Catalogue „Stephan Reusse 1996“, book: „Stephan Reusse 2003 –1983“

Momentary Shapes – About the Inconsistency of Time

 

The place of body dissolves. Its supposed strength and permanence digresses today into non-material and virtual shapes that are seemingly as eerie as those digitally combined photos, which are no longer able or willing to give us proof of a material directness.

But the scepticism of contemporary diagnoses about the disappearance of reality does not only include a melancholic aspect, but also today~s insight that the classical symptoms of photographic accuracy toward objects are deceptive.

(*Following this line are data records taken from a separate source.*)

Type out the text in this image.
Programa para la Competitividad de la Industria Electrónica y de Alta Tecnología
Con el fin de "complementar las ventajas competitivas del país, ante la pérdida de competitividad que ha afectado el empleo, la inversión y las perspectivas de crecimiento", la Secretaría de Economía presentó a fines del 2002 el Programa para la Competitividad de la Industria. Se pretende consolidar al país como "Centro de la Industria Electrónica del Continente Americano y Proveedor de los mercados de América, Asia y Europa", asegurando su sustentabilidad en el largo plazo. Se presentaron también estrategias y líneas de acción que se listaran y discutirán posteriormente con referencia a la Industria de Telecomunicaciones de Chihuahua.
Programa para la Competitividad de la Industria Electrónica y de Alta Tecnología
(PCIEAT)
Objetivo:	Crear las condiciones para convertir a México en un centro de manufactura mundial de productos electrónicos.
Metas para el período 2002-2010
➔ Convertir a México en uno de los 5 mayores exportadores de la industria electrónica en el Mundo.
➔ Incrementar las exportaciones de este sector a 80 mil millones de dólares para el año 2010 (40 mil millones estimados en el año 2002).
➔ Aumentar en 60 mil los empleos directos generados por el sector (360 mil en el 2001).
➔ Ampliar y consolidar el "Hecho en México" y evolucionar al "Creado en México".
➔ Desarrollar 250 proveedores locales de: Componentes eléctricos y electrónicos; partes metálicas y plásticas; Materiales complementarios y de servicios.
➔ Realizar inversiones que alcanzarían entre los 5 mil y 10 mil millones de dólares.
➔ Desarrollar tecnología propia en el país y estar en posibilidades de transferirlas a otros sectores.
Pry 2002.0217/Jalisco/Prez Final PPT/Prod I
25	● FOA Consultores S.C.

This in turn gives rise to diverse perspectives and visible things as such are questionned and re-arranged.

Today the blurred lines of the object are due to the art of dissolving which should not be equated with the development of digital technology, but would hardly be possible without their experimental frankness. This new art represents the loss of rigid boundaries: of the outside and inside, of a (lived) past and (simulated) future. The rip in the time fabric creates a new status of the photos. Regardless of whether they are put together in a photo-realistic, photo-poetic or digitally way, or whether they question these differences in the genre themselves – their pictorial composition shows that photos are no simple copies of a past moment, but quarrelling pre-pictures and post-pictures of a moment that only proves to be as a decisive event later.

In this way, the loss of a shape (myself) which is strengthened and standardized by developed patterns means a tentative, nomadic frankness for the indications of things that could be dilferent. We are not lost in the state of uncertainty in these vanishing-lines, but gain a sense for new horizons. A sense that is oscillating around temporary- intervals. This, if you like, non-decisive and non-available key element records moments of shock and trauma. Starting from this, we make up stories, fairy-tales and metaphors of transition: fugitive figures of an always unsatisfied curiosity.